A quarumi, sempre di origine bovina, è un bollito d’interiora, ricavate prevalentemente da varie parti dello stomaco e dell’intestino, insaporito con cipolla, sedano e carote. Per chi invece preferisce il pesce, si trova spesso e volentieri tra i banchi il polpo bollito, condito con abbondante limone, gli involtini di pesce spada e le sarde a beccafico, cosparse di un ripieno di pangrattato, uvetta e pinoli, arrotolate e infornate con gli aromi dell’alloro e del limone.

Per finire il pasto, i fichi d’india o i cedri, serviti a fette e conditi col sale, e accompagnata dallo zammù, un bicchierone d’acqua freddissima, al cui fondo, per mezzo di una bottiglia con un lungo beccuccio di metallo, venivano deposte alcune gocce di anice…

 

Oratorio della Carità di San Pietro

Con qualche giorno di ritardo, mi dedico al mio diario palermitano, per raccontare la scoperta di luoghi che di solito sfuggono ai turisti frettolosi: il motivo, a dire il vero, è abbastanza banale… Non mi sono portato dietro il portatile; scelta dovuta sia al mio pessimo rapporto con le regole sul bagaglio a mano di una certa compagnia irlandese, sia perché, per una volta, ho voluto godermi pienamente le vacanze, limitando al massimo la tentazione di guardare le mail di lavoro.

E devo dire che, tra una passaggiata e qualche scappata a mare, l’obiettivo è stato raggiunto: molto, a dire il vero, ha contribuito non avere preoccupazioni da Roma e a non avere a che fare con gli “uomini pieni di vuoto”.

Chiusa questa premessa, il mio viaggio comincia con un luogo riaperto alle visite da poco, benché sia nella centralissima via Maqueda, che prende il nome dal costruttore, il vicerè duca di Maqueda Bernardino de Cárdenas y Portugal, che decise di creare un nuovo asse viario, sia per togliersi dalle scatole i nobili locali, che chiedevano nuovo spazi per ampliare i loro palazzi, al fine di mostrare a tutti il loro potere e la loro ricchezza, sia per tentare di risolvere quella che già all’epoca appariva come l’annoso problema del traffico.
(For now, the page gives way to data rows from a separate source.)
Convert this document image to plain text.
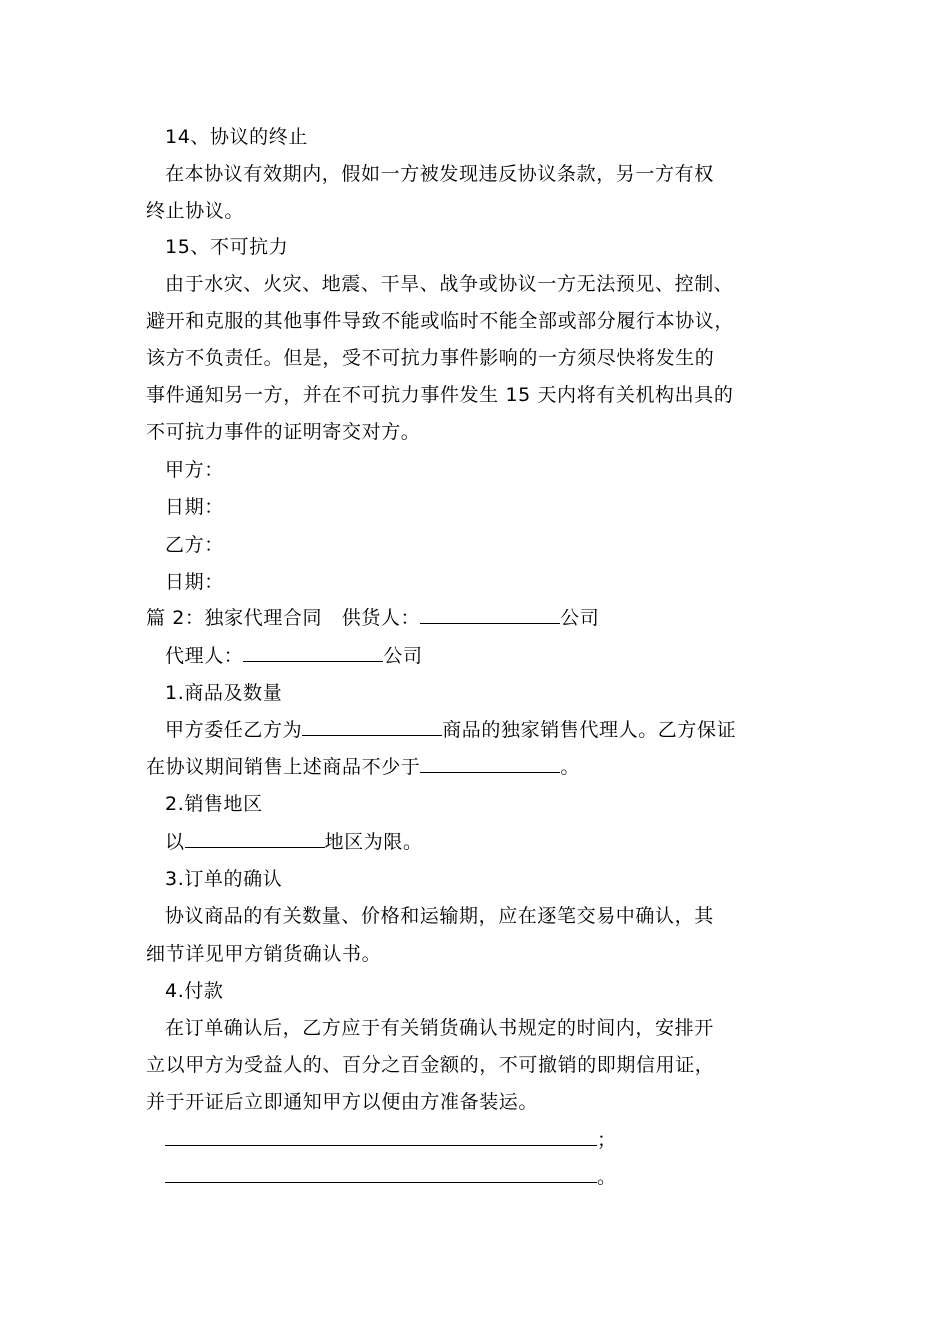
14、协议的终止
在本协议有效期内，假如一方被发现违反协议条款，另一方有权
终止协议。
15、不可抗力
由于水灾、火灾、地震、干旱、战争或协议一方无法预见、控制、
避开和克服的其他事件导致不能或临时不能全部或部分履行本协议，
该方不负责任。但是，受不可抗力事件影响的一方须尽快将发生的
事件通知另一方，并在不可抗力事件发生 15 天内将有关机构出具的
不可抗力事件的证明寄交对方。
甲方：
日期：
乙方：
日期：
篇 2：独家代理合同　供货人：	公司
代理人：	公司
1.商品及数量
甲方委任乙方为	商品的独家销售代理人。乙方保证
在协议期间销售上述商品不少于	。
2.销售地区
以	地区为限。
3.订单的确认
协议商品的有关数量、价格和运输期，应在逐笔交易中确认，其
细节详见甲方销货确认书。
4.付款
在订单确认后，乙方应于有关销货确认书规定的时间内，安排开
立以甲方为受益人的、百分之百金额的，不可撤销的即期信用证，
并于开证后立即通知甲方以便由方准备装运。
；
。
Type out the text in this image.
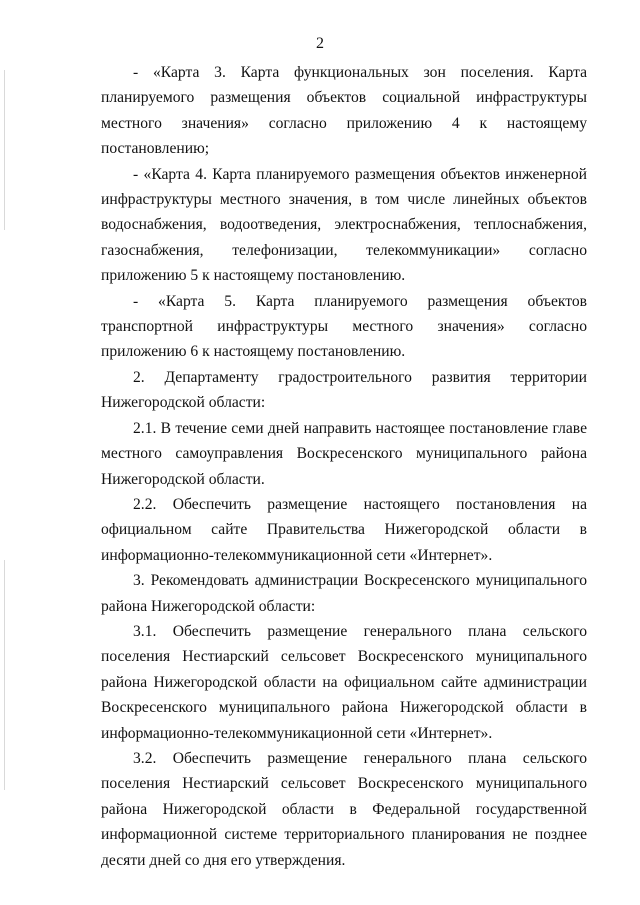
2

- «Карта 3. Карта функциональных зон поселения. Карта планируемого размещения объектов социальной инфраструктуры местного значения» согласно приложению 4 к настоящему постановлению;

- «Карта 4. Карта планируемого размещения объектов инженерной инфраструктуры местного значения, в том числе линейных объектов водоснабжения, водоотведения, электроснабжения, теплоснабжения, газоснабжения, телефонизации, телекоммуникации» согласно приложению 5 к настоящему постановлению.

- «Карта 5. Карта планируемого размещения объектов транспортной инфраструктуры местного значения» согласно приложению 6 к настоящему постановлению.

2. Департаменту градостроительного развития территории Нижегородской области:

2.1. В течение семи дней направить настоящее постановление главе местного самоуправления Воскресенского муниципального района Нижегородской области.

2.2. Обеспечить размещение настоящего постановления на официальном сайте Правительства Нижегородской области в информационно-телекоммуникационной сети «Интернет».

3. Рекомендовать администрации Воскресенского муниципального района Нижегородской области:

3.1. Обеспечить размещение генерального плана сельского поселения Нестиарский сельсовет Воскресенского муниципального района Нижегородской области на официальном сайте администрации Воскресенского муниципального района Нижегородской области в информационно-телекоммуникационной сети «Интернет».

3.2. Обеспечить размещение генерального плана сельского поселения Нестиарский сельсовет Воскресенского муниципального района Нижегородской области в Федеральной государственной информационной системе территориального планирования не позднее десяти дней со дня его утверждения.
Su questa via, nascosto all’interno dell’ex Casa Conventuale dei Crociferi, l’ordine religioso fondato da San Camillo, per l’assistenza agli infermi, vi è l’Oratorio della Carità di San Pietro; a Palermo, quando si sente parlare di oratori, il pensiero fa subito allo splendore degli stucchi dei Serpotta… Però, in questo caso particolare, a dominare lo spazio sacro non è la scultura, ma la pittura.

L’oratorio nacque nel 1736, come una sorta di sede del sindacato di categoria dei preti palermitani: all’epoca, un gruppo di parroco palermitani decise di autotassarsi per offrire la propria solidarietà ai confratelli più disagiati, cioè quei preti poveri che stazionavano ai Quattro Canti per chiedere l’elemosina o aspettare che qualcuno li ingaggiasse per celebrare una messa.

In più, benché il pericolo dei pirati barbareschi stesse passando di moda, i parroci si impegnarono anche a riscattare i loro colleghi catturati dagli infedeli e, cosa più immediata e concreta, a garantire a quelli più poveri cure mediche e sepoltura dignitosa.

Nel 1738, La Congregazione de la Carità di San Pietro, così si chiamava questa sorta di sindacato, decise di affidare la decorazione della sua sede operativa al pittore Guglielmo Borremans; questo era un pittore fiammingo, nato ad Anversa del 1742, che per trovare fortuna, decise di trasferirsi in Italia.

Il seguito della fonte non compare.